Going back to the example of the index fund versus spread bet, let's say you have €10,000 you want to invest tracking a major index like the FTSE. You might buy €10k worth of units in a tracker fund or an ETF. Alternatively, you might decide to open a spread bet with a guaranteed stop at 90% of the current index level, incurring a deposit of €1k. You could then put the other €9k on deposit earning 4% or so interest.

Leaving aside the cost of the spreads and the fund management charges, you have the same effective exposure to the index and will gain (or lose) the same amount. With the spread bet though, gains are tax-free, compared to 23% on the tracker fund and your losses are guaranteed to be no more than €1k, as opposed to no guarantee at all with the fund. This seems like a perfectly sensible use of spread betting to me. It's tax-efficient and lower risk than the tracker fund equivalent. On the other hand, I would certainly not suggest anyone gear themselves to the hilt as you can also do via spread betting.

In general, isn't it fair to say that a short-term equity investment/punt is riskier than a long-term investment?.

Yes, but it's perfectly possible to take long-term positions using spread bets over periods of months or years. That's what I do. I'm long on the FTSE 100 and Nikkei 225 and intend to hold those positions open for the foreseeable future.

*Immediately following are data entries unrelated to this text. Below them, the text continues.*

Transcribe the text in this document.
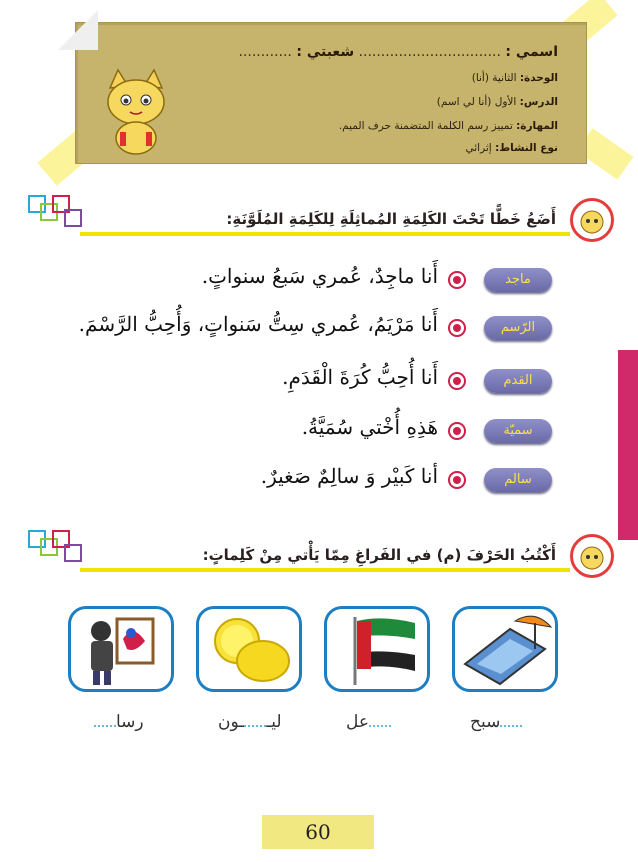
اسمي : ................................ شعبتي : ............
الوحدة: الثانية (أنا)
الدرس: الأول (أنا لي اسم)
المهارة: تمييز رسم الكلمة المتضمنة حرف الميم.
نوع النشاط: إثرائي
أَضَعُ خَطًّا تَحْتَ الكَلِمَةِ المُماثِلَةِ لِلكَلِمَةِ المُلَوَّنَةِ:
ماجد
أَنا ماجِدٌ، عُمري سَبعُ سنواتٍ.
الرّسم
أَنا مَرْيَمُ، عُمري سِتُّ سَنواتٍ، وَأُحِبُّ الرَّسْمَ.
القدم
أَنا أُحِبُّ كُرَةَ الْقَدَمِ.
سميّة
هَذِهِ أُخْتي سُمَيَّةُ.
سالم
أنا كَبيْر وَ سالِمٌ صَغيرٌ.
أَكْتُبُ الحَرْفَ (م) في الفَراغِ مِمّا يَأْتي مِنْ كَلِماتٍ:
سبح
عل
ليــون
رسا
60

If you were to compare spread betting to day trading, then I would agree that the risks are reasonably similar.

Once again, you can day trade in lots of ways including via spread bets. I would have absolutely no interest in intra-day trading or things like binary bets on whether the S&P 500 will finish up or down on the day. Doesn't mean all spread bets have to be like this. I'd refer you again to Mark Shipman, mentioned above. He's someone who it is generally agreed on this forum knows what he'd talking about and he makes all his investments as spread bets. Spread betting can be a useful - and low risk - tool in any investor's toolkit. It's all down to how you use it.
 
I'm also looking this spread betting and doing some research. Paddy Power have opened their own spread betting site and give a demo account with €10,000 "play" money.